Menurut pendapat ini, seorang muslim boleh menikah dengan wanita musyrik tetapi bangsa non-Arab, seperti wanita Cina, Jepang, India yang diduga pada waktu itu mempunyai kitab suci atau serupa kitab suci seperti pemeluk agama Budha, Hindu, Konghucu, yang percaya pada Tuhan Yang Maha Esa, percaya adanya hidup sesudah mati dan sebagainya. [5]

 Namun, Sebagian besar ulama berpendapat bahwa semua musyrik baik dari bangsa Arab maupun non Arab, selain ahli kitab yakni Yahudi, dan Nasrani tidak boleh dinikahi. Jadi apapun agama atau kepercayaan selain Yahudi, Nasrani clan Islam termasuk pada kategori musyrik yang secara tegas diharamkan untuk dinikahi. Pendapat ini sebagai pendapat sahabat Ibnu Abbas dan empat orang tabi'in ; Ikrimah, Hasan al Bashri, Mujahicl dan Al Robi' bin Anas. 

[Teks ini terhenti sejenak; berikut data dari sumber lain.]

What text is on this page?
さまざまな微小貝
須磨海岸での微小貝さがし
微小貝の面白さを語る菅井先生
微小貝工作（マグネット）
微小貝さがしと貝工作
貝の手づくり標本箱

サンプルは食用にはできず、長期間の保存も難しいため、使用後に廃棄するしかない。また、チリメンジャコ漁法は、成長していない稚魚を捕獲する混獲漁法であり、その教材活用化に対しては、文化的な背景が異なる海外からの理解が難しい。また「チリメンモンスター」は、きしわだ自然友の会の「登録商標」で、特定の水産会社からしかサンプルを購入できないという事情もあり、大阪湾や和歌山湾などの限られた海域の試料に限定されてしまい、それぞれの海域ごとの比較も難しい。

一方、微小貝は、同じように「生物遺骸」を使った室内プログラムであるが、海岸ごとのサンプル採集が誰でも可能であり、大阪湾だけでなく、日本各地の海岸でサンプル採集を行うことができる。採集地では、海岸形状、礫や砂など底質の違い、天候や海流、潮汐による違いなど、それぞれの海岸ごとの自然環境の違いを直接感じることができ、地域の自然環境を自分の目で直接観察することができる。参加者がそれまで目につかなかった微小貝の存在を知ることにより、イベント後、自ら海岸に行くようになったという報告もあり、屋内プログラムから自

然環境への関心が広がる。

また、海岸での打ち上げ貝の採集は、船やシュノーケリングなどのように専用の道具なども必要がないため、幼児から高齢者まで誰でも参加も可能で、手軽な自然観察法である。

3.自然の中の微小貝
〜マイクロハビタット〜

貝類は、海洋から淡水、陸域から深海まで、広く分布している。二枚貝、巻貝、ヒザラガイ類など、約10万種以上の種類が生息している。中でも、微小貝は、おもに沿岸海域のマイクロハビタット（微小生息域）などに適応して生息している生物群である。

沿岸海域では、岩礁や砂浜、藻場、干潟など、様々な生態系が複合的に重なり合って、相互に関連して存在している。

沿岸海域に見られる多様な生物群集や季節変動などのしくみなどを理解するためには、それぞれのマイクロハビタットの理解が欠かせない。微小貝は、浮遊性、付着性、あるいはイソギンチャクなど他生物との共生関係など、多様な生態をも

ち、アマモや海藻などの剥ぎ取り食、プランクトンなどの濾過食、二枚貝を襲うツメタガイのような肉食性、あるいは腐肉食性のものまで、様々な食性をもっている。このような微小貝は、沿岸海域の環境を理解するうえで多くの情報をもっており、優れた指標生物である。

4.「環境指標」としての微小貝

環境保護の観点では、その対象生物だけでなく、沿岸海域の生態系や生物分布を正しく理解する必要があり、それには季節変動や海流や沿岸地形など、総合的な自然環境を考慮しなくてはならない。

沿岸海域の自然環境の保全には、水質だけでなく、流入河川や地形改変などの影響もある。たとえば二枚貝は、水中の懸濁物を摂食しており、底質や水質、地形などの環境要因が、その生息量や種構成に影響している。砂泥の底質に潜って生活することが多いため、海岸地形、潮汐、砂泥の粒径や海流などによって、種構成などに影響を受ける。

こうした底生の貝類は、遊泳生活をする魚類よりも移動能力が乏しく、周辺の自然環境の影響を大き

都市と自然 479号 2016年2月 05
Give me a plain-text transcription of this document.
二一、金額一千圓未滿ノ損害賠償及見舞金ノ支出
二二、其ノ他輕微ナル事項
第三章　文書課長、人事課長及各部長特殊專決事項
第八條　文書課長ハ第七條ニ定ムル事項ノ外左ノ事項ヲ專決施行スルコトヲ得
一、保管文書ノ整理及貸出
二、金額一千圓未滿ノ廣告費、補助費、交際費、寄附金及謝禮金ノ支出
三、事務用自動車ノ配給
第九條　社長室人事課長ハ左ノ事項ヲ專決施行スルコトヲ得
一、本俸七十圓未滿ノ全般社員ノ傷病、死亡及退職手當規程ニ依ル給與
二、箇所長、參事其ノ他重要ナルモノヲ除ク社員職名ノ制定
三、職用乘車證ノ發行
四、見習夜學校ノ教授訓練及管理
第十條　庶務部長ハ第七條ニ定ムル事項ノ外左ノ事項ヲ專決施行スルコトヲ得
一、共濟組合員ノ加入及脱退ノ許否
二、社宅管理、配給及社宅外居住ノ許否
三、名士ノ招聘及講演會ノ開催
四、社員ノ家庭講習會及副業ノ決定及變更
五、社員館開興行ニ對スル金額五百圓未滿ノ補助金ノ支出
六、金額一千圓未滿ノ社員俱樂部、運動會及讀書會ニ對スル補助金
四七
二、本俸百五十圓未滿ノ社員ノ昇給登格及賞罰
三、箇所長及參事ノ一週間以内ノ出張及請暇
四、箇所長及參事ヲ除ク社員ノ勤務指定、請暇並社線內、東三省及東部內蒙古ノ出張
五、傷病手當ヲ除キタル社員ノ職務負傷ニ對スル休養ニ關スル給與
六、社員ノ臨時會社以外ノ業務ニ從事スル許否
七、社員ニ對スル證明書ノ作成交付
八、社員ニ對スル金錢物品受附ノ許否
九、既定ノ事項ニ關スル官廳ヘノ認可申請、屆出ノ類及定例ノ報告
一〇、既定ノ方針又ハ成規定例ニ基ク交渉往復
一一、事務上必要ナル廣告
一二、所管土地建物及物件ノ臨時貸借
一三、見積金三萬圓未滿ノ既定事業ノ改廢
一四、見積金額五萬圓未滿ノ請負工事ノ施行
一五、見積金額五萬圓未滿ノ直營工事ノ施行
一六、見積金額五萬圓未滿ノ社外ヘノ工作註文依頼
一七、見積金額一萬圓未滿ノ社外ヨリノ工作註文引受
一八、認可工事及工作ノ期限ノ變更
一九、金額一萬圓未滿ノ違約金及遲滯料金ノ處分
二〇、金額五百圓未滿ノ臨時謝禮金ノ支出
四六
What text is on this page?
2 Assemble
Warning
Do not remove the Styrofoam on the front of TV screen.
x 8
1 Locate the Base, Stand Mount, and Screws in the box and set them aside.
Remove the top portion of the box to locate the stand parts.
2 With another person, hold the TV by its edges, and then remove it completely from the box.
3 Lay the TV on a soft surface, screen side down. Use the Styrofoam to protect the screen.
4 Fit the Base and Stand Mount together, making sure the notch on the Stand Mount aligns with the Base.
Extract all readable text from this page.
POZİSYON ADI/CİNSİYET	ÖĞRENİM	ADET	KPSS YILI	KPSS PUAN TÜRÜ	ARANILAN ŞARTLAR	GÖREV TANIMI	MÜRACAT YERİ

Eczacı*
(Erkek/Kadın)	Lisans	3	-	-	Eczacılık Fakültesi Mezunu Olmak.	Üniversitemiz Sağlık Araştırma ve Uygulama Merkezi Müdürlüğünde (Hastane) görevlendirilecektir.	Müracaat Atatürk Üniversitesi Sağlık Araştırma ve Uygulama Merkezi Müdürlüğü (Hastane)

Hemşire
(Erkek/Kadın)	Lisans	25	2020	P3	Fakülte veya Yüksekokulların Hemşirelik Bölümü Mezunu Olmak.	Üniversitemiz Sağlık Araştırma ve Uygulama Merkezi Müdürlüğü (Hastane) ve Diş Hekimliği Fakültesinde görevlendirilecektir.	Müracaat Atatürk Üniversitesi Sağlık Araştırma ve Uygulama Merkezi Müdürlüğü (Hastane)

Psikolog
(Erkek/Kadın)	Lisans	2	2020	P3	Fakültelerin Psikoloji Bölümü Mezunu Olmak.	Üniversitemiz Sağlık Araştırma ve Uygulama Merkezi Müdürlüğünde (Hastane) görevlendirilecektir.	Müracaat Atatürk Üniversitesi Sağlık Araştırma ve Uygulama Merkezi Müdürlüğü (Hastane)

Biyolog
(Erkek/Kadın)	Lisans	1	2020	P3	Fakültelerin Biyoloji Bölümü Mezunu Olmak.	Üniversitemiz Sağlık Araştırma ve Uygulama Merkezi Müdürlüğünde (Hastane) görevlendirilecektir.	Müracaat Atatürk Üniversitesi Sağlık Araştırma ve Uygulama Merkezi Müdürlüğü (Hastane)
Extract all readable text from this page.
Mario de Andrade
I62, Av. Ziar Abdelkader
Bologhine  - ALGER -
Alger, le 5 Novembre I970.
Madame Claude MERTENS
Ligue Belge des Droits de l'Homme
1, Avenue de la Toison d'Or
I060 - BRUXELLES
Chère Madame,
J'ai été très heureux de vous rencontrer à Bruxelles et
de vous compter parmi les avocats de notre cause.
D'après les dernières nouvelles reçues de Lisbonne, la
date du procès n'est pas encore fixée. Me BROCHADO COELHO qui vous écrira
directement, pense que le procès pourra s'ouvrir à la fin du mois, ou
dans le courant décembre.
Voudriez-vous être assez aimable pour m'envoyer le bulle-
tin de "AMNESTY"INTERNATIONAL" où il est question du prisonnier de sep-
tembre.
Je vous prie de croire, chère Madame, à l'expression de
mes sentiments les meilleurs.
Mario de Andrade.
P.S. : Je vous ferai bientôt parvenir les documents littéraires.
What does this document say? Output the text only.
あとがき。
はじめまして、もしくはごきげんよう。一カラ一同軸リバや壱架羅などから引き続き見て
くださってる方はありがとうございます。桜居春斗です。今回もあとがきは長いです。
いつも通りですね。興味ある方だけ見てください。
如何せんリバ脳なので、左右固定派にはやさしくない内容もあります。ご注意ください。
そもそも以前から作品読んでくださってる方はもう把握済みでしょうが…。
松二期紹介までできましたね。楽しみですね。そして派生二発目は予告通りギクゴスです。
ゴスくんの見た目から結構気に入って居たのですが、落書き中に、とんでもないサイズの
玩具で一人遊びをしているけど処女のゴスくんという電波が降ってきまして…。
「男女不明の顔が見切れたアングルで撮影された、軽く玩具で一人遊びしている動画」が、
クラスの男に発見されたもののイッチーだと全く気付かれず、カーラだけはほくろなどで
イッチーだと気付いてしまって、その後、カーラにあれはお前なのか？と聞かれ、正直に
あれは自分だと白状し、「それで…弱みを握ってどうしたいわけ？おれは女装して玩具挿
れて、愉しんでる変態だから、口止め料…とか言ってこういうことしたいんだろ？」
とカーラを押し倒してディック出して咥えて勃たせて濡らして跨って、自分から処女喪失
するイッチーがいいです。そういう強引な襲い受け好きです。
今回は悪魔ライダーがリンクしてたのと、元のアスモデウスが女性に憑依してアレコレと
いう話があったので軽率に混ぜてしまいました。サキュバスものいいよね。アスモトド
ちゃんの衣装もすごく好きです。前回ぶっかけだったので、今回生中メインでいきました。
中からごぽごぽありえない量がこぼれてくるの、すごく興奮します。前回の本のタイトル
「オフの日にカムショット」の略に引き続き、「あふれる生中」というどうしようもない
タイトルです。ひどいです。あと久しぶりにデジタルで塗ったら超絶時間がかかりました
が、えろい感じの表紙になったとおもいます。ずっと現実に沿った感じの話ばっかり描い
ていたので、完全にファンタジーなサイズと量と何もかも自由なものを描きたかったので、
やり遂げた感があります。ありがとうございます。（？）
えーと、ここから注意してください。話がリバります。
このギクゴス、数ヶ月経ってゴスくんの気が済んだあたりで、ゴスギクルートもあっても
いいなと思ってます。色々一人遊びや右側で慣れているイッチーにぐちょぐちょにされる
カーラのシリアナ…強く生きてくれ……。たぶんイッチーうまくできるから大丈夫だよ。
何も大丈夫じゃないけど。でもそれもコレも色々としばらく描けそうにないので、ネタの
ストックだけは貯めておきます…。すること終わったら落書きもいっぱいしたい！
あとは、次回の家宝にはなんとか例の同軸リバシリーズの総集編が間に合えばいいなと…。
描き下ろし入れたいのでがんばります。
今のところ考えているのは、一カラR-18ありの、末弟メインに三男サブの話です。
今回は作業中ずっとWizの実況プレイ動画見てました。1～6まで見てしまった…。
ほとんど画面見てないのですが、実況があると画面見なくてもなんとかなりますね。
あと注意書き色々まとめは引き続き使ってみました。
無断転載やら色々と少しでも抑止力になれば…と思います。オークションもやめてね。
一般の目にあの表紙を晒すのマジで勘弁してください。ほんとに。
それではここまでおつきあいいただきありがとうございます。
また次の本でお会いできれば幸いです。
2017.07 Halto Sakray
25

Meraka menyatakan bahwa pengertian al Musyrikat dalam Q.S. Al Baqarah : 221 itu mencakup wanita-wanita musyrik dari bangsa Arab dan bangsa lain. Kemudian ketentuan hukumnya dihapus (mansukh) oleh Q.S. Al Maidah : 5 yang membolehkan pria muslim menikah dengan wanita Ahli Kitab.[6]

 

Berdasarkan penjelasan di atas, ada konsekuensi yang ditimbulkan daripadanya, bahwa pernikahan antara pria/wanita muslim dengan pria/wanita musyrik tidak diperbolehkan dan haram hukumnya untuk dinikahi.

 

2. Pernikahan antara pria muslim dengan wanita Ahli kitab

 

Menurut jumhur Ulama pria muslim boleh menikah dengan wanita ahli kitab (Yahudi dan Nasrani) hal ini didasarkan pada Q.S Al-Maidah [5]: 5:

 

 

"Pada hari ini dihalalkan bagimu segala yang baik-baik. Makanan (sembelihan) Ahli Kitab itu halal bagimu, dan makananmu halal bagi mereka. Dan (dihalalkan bagimu menikahi) perempuan-perempuan yang menjaga kehormatan di antara perempuan-perempuan yang beriman dan perempuan-perempuan yang menjaga kehormatan di antara orang-orang yang diberi kitab sebelum kamu, apabila kamu membayar maskawin mereka untuk menikahinya, tidak dengan maksud berzina dan bukan untuk menjadikan perempuan piaraan. Barangsiapa kafir setelah beriman, maka sungguh, sia-sia amal mereka, dan di akhirat dia termasuk orang-orang yang rugi." (Q.S Al-Maidah [5]: 5)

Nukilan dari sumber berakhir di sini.